La iban a plantar a bastante más profundidad. Por eso había tenido que matar a Beatrice Pymm. No derrocharía su tiempo haciendo lo que podían hacer otros agentes menos dotados: efectuar recuento de tropas, controlar ferrocarriles, evaluar daños producidos por bombardeos. Eso era fácil. A ella la reservarían para misiones mejores y más importantes. Iba a ser una bomba de relojería, cuyo tictac iba a sonar durante bastante tiempo en Inglaterra, en tanto aguardaba a que la activasen, en tanto esperaba el momento de estallar.

Apoyó una bota en las costillas de su víctima y le dio un empujón. El cadáver cayó dentro de la fosa. Cubrió el cuerpo de tierra. Recogió las prendas de ropa manchadas de sangre y las echó en la parte de atrás de la furgoneta. Tomó del asiento delantero un bolso de mano que contenía una cartera y un pasaporte holandés. En la cartera había diversos documentos de identificación, un permiso de conducir expedido en Amsterdam y la fotografía de una familia holandesa sonriente y regordeta.

Todo falsificado en Berlín por la Abwehr.

Arrojó el bolso entre los árboles que bordeaban el campo de cebada, a escasos metros de la tumba. Si todo salía de acuerdo con el plan, el cuerpo mutilado y en avanzado estado de descomposición se descubriría al cabo de unos cuantos meses, junto con el bolso de mano. Las autoridades policíacas creerían que la mujer muerta era Christa Kunt, una turista holandesa que había entrado en el país en octubre de 1938 y cuyas vacaciones tuvieron un fin desdichado y violento.

Antes de marcharse, la asesina lanzó una última mirada a la tumba. Sintió un ramalazo de pena por Beatrice Pymm. En la muerte, le habían robado el rostro y el nombre.
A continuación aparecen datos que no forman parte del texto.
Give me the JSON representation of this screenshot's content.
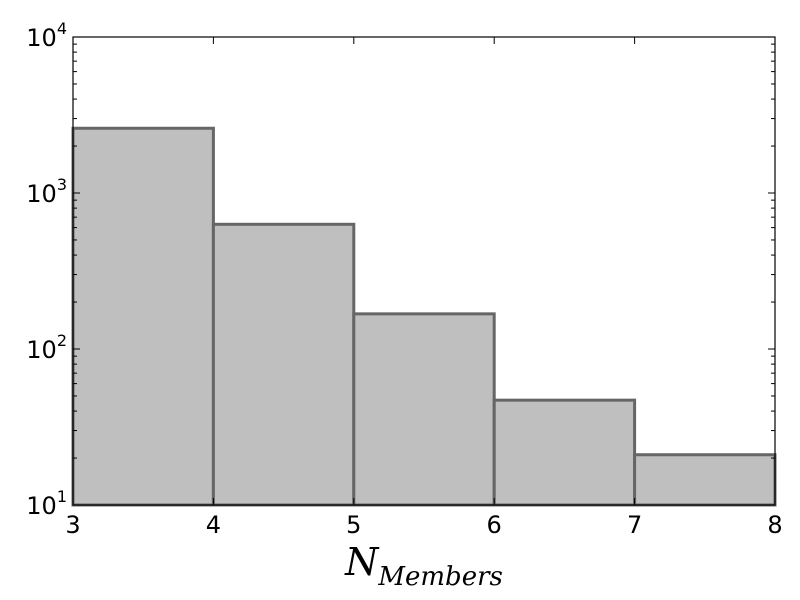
{
  "chart_data": {
    "type": "bar",
    "scale_y": "log",
    "bins": [
      {
        "x0": 3,
        "x1": 4,
        "value": 2600
      },
      {
        "x0": 4,
        "x1": 5,
        "value": 630
      },
      {
        "x0": 5,
        "x1": 6,
        "value": 168
      },
      {
        "x0": 6,
        "x1": 7,
        "value": 47
      },
      {
        "x0": 7,
        "x1": 8,
        "value": 21
      }
    ],
    "xlim": [
      3,
      8
    ],
    "ylim": [
      10,
      10000
    ],
    "x_ticks": [
      "3",
      "4",
      "5",
      "6",
      "7",
      "8"
    ],
    "y_ticks": [
      {
        "base": "10",
        "exp": "1",
        "value": 10
      },
      {
        "base": "10",
        "exp": "2",
        "value": 100
      },
      {
        "base": "10",
        "exp": "3",
        "value": 1000
      },
      {
        "base": "10",
        "exp": "4",
        "value": 10000
      }
    ],
    "xlabel": {
      "main": "N",
      "sub": "Members"
    },
    "ylabel": "",
    "grid": false,
    "bar_fill": "#bfbfbf",
    "bar_edge": "#666666"
  }
}
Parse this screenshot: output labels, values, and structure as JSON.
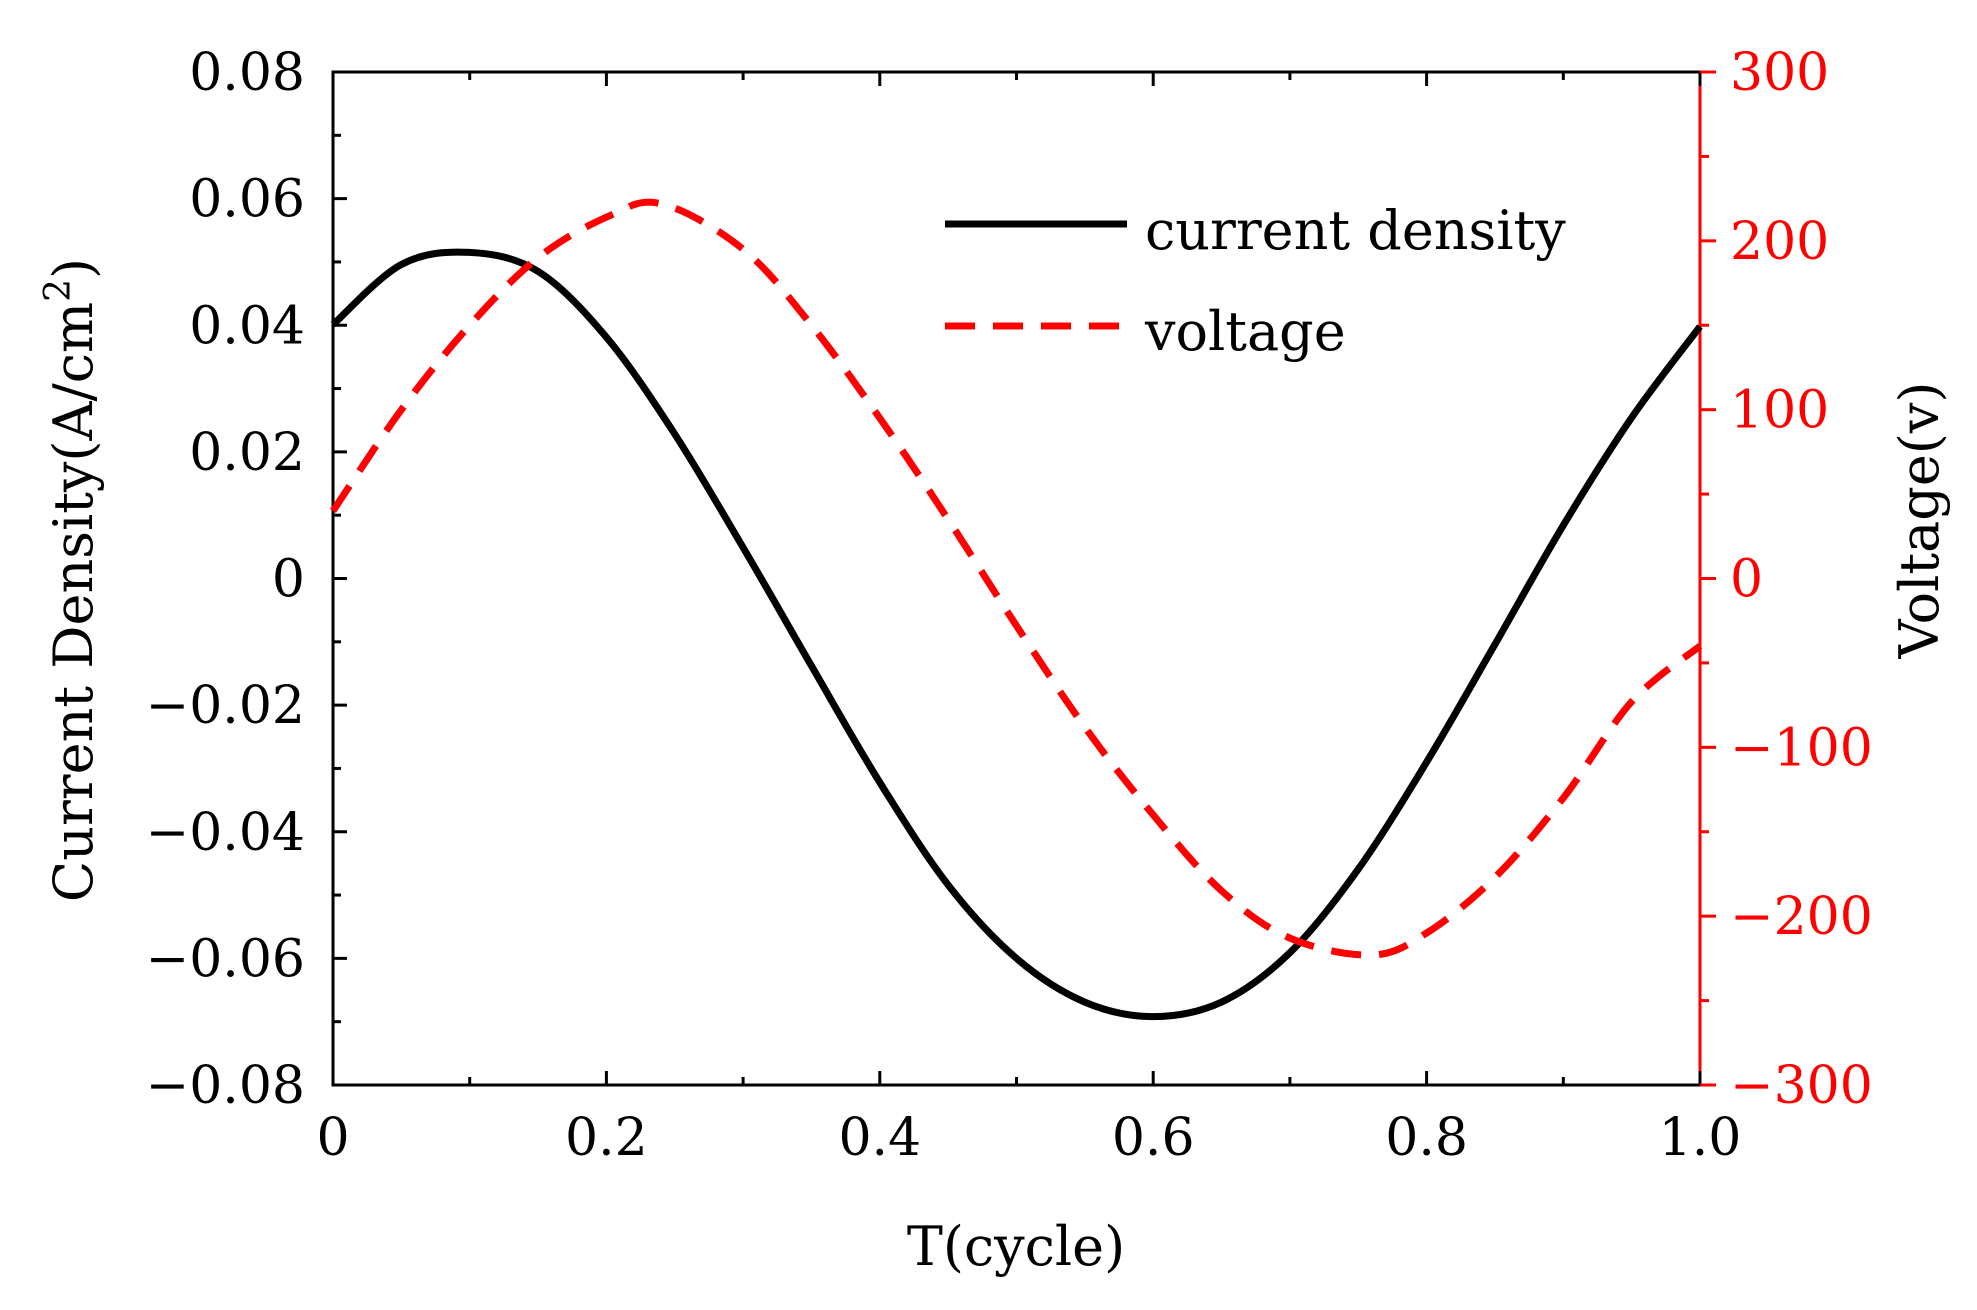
{
  "chart_data": {
    "type": "line",
    "title": "",
    "xlabel": "T(cycle)",
    "ylabel": "Current Density(A/cm",
    "ylabel_sup": "2",
    "ylabel_close": ")",
    "y2label": "Voltage(v)",
    "xlim": [
      0,
      1.0
    ],
    "ylim": [
      -0.08,
      0.08
    ],
    "y2lim": [
      -300,
      300
    ],
    "x_ticks": [
      "0",
      "0.2",
      "0.4",
      "0.6",
      "0.8",
      "1.0"
    ],
    "y_ticks": [
      "0.08",
      "0.06",
      "0.04",
      "0.02",
      "0",
      "−0.02",
      "−0.04",
      "−0.06",
      "−0.08"
    ],
    "y2_ticks": [
      "300",
      "200",
      "100",
      "0",
      "−100",
      "−200",
      "−300"
    ],
    "legend_position": "top-right",
    "colors": {
      "current": "#000000",
      "voltage": "#ff0000"
    },
    "series": [
      {
        "name": "current density",
        "axis": "left",
        "style": "solid",
        "x": [
          0,
          0.05,
          0.1,
          0.15,
          0.2,
          0.25,
          0.3,
          0.35,
          0.4,
          0.45,
          0.5,
          0.55,
          0.6,
          0.65,
          0.7,
          0.75,
          0.8,
          0.85,
          0.9,
          0.95,
          1.0
        ],
        "values": [
          0.0401,
          0.0496,
          0.0515,
          0.0485,
          0.0381,
          0.0228,
          0.0049,
          -0.0138,
          -0.0322,
          -0.0484,
          -0.06,
          -0.0669,
          -0.0692,
          -0.0669,
          -0.0591,
          -0.0459,
          -0.029,
          -0.0104,
          0.0084,
          0.0254,
          0.0398
        ]
      },
      {
        "name": "voltage",
        "axis": "right",
        "style": "dashed",
        "x": [
          0,
          0.05,
          0.1,
          0.15,
          0.2,
          0.24,
          0.3,
          0.35,
          0.4,
          0.45,
          0.5,
          0.55,
          0.6,
          0.65,
          0.7,
          0.76,
          0.8,
          0.85,
          0.9,
          0.95,
          1.0
        ],
        "values": [
          40,
          100,
          150,
          190,
          214,
          222,
          195,
          150,
          95,
          35,
          -28,
          -88,
          -140,
          -185,
          -213,
          -223,
          -210,
          -177,
          -130,
          -73,
          -40
        ]
      }
    ]
  }
}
Y algo más: la asesina también había perdido su propia identidad. Durante seis meses había vivido en Holanda, porque el holandés era uno de sus idiomas. Se había fabricado cuidadosamente un pasado, votó en las elecciones locales de Amsterdam e incluso se permitió el lujo de tener un amante joven, un muchacho de diecinueve años con un enorme apetito y una no menos inmensa voluntad de aprender cosas nuevas. Ahora, Christa Kunt yacía en el fondo de una sepultura poco profunda, al borde de un campo de cebada inglés.